My original internship project timeline
The internship is now halfway done and this is my mid-point project progress blog post. My main goals for the first half of the internship project timeline were as follows:
- Create initial maven module structure (including necessary directories and resource files)
- Establish connection in my project with Elasticsearch server, read and setup required connection parameters
- Implement parsing of the Object-to-Datastore mapping files
- Create basic Elasticsearch types mapping and implement the necessary files for mapping representation
- Create a required environment for the tests (implement testing with Elasticsearch container)
- Implement simple methods for schema management (getSchemaName, createSchema, deleteSchema, schemaExists methods)
- Implement basic input-output operations (get, put, exists methods)
- Cover functionality which I added with tests
All of them, except for goal #7 (we will talk more about it in this post) have been achieved and successfully reviewed by my mentors.
How it really was
It didn’t always go as I wanted it to. Some project goals took longer than expected, as they required more time for research. It happened with setting up connection parameters and I had to put more time into it.

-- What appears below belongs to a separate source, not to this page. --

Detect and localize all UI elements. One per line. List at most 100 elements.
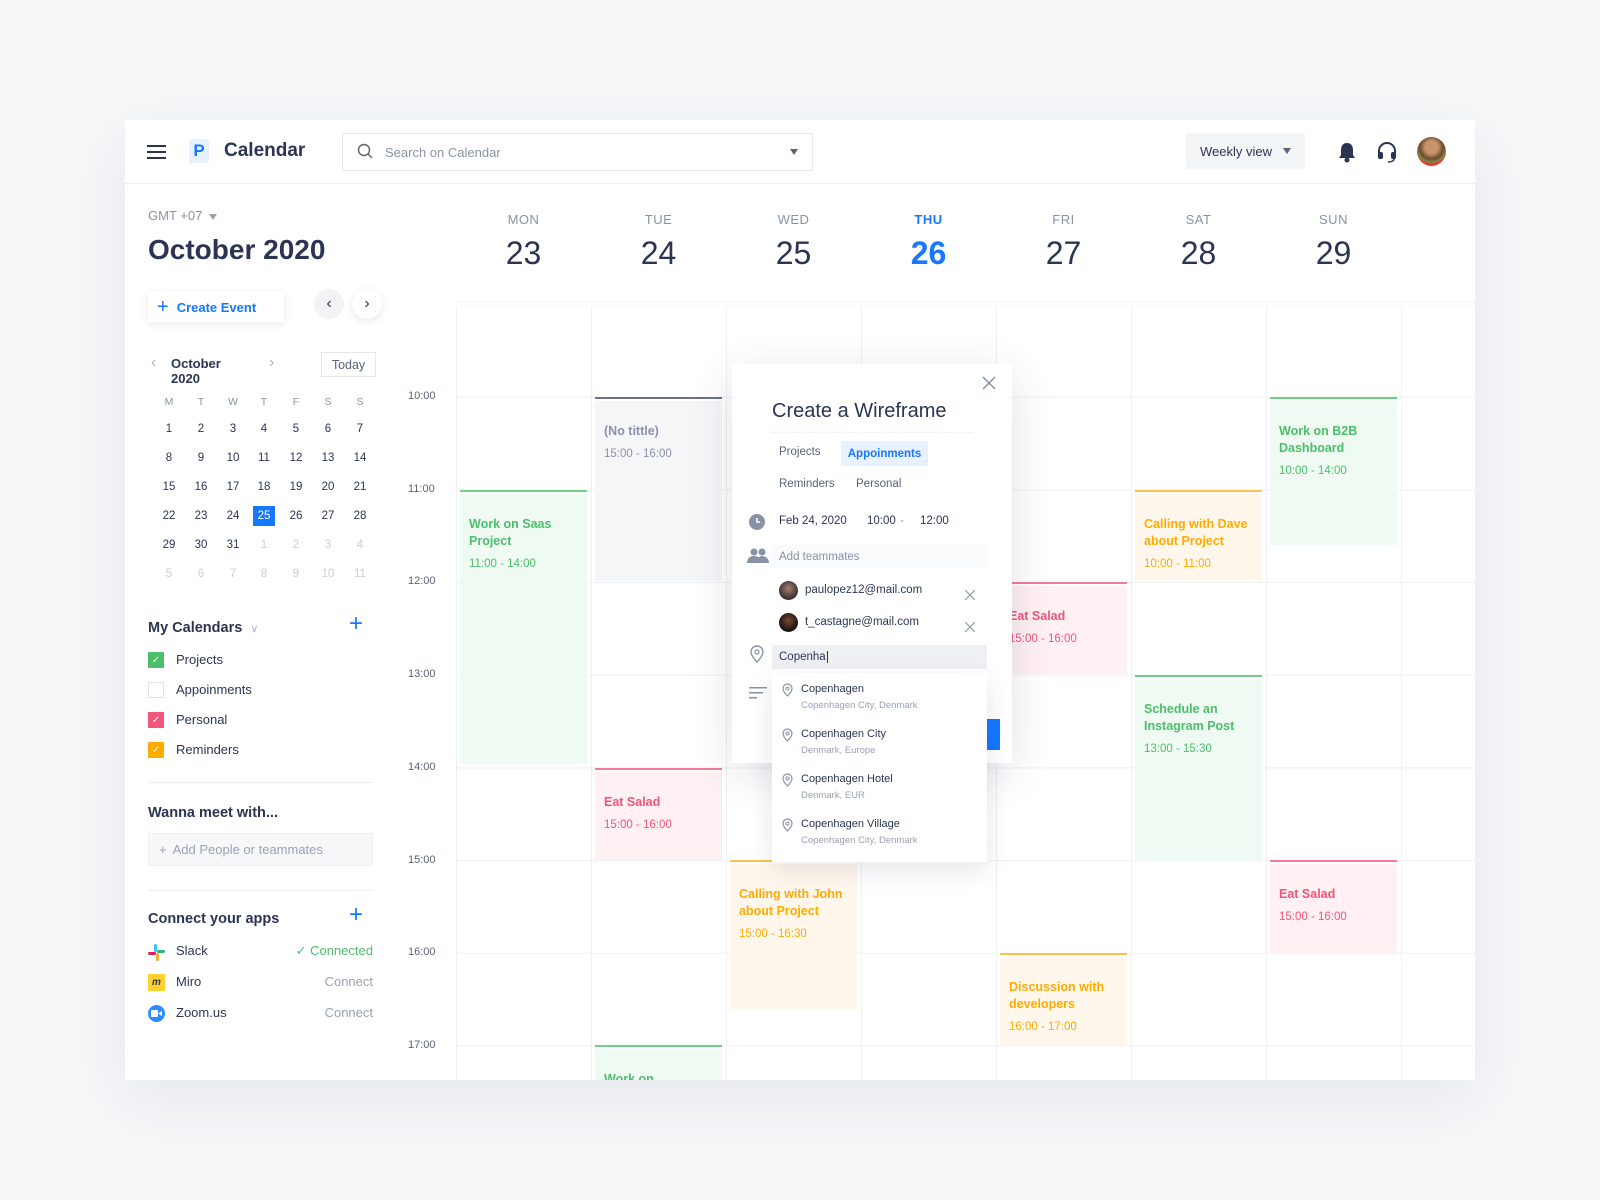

Sometimes I used to change the order of weekly tasks being as some tasks seemed more interesting and exciting to me than others. My main week #5 goals were to figure out how Elasticsearch fields are designed and appropriately implement Object-to-Datastore Mapping files. I got so caught up in it while working on my project solution that I actually did this task at the end of the third week.

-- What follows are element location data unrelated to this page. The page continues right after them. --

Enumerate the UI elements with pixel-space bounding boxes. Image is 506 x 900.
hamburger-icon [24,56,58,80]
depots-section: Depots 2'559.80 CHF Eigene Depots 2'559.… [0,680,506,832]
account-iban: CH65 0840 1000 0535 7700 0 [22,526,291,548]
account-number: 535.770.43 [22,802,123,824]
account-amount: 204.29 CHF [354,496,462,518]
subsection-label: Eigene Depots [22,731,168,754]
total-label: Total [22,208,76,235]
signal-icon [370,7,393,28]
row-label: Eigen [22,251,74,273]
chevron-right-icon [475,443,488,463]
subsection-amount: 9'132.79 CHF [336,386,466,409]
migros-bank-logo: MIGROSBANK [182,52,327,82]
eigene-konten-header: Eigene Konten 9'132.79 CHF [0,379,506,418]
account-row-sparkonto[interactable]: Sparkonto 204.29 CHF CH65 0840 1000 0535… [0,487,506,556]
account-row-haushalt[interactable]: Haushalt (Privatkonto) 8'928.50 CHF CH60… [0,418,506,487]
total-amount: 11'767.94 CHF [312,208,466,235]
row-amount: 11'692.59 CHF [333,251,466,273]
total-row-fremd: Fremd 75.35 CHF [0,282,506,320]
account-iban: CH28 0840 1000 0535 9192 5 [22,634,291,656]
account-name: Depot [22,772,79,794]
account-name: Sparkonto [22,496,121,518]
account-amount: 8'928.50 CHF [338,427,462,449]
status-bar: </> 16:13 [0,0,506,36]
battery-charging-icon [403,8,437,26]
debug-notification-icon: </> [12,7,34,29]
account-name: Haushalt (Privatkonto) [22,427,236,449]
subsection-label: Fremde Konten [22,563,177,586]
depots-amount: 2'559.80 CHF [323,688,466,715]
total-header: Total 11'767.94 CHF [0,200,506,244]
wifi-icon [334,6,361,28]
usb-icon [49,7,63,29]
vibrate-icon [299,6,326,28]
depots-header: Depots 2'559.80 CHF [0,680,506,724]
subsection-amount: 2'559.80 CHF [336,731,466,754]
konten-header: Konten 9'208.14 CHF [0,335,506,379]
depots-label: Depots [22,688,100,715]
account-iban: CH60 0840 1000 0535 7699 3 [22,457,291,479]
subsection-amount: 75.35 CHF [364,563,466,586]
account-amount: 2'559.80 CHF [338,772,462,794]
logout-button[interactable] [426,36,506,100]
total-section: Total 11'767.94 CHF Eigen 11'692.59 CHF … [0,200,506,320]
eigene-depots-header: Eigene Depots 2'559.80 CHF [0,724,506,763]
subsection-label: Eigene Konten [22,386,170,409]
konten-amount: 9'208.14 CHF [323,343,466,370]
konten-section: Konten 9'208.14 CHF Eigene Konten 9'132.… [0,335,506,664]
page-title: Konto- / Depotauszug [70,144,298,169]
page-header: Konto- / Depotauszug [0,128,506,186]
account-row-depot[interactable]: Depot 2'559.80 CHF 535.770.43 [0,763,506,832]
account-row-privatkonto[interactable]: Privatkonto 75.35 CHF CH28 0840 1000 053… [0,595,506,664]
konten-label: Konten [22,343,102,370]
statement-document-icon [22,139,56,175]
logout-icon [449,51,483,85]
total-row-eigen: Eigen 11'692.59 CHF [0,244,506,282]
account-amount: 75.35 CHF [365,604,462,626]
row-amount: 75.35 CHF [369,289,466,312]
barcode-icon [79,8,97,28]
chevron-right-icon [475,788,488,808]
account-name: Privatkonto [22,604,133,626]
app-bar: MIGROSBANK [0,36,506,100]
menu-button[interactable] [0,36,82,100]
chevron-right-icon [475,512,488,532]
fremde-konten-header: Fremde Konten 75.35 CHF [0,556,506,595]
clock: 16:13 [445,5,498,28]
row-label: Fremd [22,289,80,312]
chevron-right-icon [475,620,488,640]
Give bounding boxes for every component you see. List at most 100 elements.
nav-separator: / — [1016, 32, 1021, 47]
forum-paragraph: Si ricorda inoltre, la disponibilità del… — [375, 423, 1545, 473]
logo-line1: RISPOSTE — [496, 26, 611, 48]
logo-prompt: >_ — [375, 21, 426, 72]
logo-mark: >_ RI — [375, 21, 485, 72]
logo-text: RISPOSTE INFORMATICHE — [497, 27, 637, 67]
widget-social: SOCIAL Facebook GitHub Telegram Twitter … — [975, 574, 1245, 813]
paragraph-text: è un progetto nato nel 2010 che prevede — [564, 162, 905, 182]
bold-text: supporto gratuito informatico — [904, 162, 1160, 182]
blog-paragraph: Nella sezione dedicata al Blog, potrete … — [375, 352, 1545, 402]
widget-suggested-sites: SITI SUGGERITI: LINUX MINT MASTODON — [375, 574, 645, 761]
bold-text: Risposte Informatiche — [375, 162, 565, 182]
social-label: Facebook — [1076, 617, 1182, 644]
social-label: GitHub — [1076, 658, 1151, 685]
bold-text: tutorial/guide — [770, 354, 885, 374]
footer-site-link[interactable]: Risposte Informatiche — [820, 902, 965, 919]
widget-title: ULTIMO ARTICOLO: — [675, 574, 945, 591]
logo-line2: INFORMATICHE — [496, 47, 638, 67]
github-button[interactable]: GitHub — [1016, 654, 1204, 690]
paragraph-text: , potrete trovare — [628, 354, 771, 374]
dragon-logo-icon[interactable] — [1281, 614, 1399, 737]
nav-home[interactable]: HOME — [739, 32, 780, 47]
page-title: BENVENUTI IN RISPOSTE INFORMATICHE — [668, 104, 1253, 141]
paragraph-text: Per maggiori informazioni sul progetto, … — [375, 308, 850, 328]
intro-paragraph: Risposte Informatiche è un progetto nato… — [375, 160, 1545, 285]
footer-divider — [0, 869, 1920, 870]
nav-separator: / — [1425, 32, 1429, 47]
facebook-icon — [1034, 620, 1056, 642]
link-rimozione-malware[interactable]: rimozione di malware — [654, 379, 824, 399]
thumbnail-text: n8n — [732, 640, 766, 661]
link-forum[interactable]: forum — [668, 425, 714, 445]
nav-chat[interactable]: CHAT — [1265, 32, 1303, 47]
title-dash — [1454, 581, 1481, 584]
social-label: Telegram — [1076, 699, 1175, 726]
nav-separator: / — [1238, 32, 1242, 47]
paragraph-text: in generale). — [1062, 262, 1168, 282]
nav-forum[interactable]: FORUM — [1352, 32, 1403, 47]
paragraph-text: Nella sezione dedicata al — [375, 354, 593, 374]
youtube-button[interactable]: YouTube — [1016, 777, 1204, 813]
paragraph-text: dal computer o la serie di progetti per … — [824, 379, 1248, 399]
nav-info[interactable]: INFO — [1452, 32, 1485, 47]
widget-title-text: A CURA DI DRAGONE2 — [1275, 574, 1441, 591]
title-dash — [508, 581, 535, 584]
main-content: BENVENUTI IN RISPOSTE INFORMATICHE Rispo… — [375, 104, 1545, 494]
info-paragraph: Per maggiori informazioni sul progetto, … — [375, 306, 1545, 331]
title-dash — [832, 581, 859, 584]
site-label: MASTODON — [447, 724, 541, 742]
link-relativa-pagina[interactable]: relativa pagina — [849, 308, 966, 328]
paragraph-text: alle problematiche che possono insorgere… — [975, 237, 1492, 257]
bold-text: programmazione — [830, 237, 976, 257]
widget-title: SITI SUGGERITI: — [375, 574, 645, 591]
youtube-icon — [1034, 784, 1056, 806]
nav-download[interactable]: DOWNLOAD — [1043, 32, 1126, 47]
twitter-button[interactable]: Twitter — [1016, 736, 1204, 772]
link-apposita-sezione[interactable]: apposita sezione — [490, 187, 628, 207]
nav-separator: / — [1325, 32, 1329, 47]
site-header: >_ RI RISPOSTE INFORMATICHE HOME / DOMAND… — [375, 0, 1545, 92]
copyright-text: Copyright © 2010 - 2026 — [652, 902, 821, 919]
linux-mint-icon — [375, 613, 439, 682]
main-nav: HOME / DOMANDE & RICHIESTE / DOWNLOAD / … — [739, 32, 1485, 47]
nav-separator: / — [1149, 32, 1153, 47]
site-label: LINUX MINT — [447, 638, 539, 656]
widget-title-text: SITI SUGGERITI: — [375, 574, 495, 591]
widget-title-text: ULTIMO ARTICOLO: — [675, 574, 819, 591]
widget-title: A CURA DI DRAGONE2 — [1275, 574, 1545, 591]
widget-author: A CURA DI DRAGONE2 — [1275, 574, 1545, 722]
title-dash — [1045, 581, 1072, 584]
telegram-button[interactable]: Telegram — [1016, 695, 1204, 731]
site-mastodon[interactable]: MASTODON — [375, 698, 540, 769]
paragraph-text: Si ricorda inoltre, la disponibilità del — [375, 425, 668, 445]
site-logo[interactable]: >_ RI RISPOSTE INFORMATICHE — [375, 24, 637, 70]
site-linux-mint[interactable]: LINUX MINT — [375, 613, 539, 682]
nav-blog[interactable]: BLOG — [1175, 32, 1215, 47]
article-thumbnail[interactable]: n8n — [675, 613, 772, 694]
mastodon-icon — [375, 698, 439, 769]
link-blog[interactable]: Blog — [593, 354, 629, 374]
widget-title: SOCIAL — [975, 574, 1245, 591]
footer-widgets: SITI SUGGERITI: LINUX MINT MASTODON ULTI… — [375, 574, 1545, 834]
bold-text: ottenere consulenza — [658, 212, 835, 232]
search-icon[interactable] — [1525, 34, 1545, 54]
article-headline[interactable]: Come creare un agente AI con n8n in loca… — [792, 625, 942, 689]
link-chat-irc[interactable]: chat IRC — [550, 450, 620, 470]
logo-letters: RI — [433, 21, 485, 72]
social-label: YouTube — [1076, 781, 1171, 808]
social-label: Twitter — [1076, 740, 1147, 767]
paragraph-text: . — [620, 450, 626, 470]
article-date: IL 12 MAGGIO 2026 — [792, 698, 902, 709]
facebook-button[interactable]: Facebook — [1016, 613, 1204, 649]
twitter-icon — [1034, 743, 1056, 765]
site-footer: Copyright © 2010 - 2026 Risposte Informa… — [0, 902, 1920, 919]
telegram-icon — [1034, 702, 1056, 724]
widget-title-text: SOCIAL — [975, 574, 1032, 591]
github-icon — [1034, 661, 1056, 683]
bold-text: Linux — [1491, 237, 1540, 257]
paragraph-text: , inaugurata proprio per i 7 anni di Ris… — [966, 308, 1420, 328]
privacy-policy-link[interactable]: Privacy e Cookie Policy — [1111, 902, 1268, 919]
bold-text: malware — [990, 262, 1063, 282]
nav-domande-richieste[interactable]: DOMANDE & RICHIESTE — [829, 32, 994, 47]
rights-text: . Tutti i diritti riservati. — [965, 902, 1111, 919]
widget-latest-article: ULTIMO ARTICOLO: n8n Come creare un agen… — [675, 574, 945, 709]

I also implemented XSD validation for the XML mapping in the meantime. However, as you can see it was not in my original plan. My mentor asked me to add it, and this is a really good thing.
This week’s tasks
Comparing my progress to the original plan, I am somewhat behind on my week #7 goals, which were not fully achieved. Week #7 goal was to implement basic input-output operations (get, put, exists methods). There were no problems with exists
method, but put
and get
methods turned out to be a bit more complicated than I had originally thought.
get
method must return a mapped Java object from Elasticsearch object corresponding to the given key. The main difficulty lies in the data deserialization. Gora uses Apache Avro for data serialization & deserialization. It uses Avro schema files and transforms them into Java classes using the gora-compiler.
Last week I tried to implement basic serialization & deserialization for primitive Avro types. I hoped to pass the simplest test for get
method and make sure it has the right logic. However, even the simplest test case tests complex Avro type. So I have been currently working on it.
put
method must insert the persistent Java object with the given key to Elasticsearch datastore. I did not implement completely put
method last week as well, as data serialization is a part of the method.
Thus, most of this week I have been working on data serialization & deserialization implementation. This is my main priority for this week.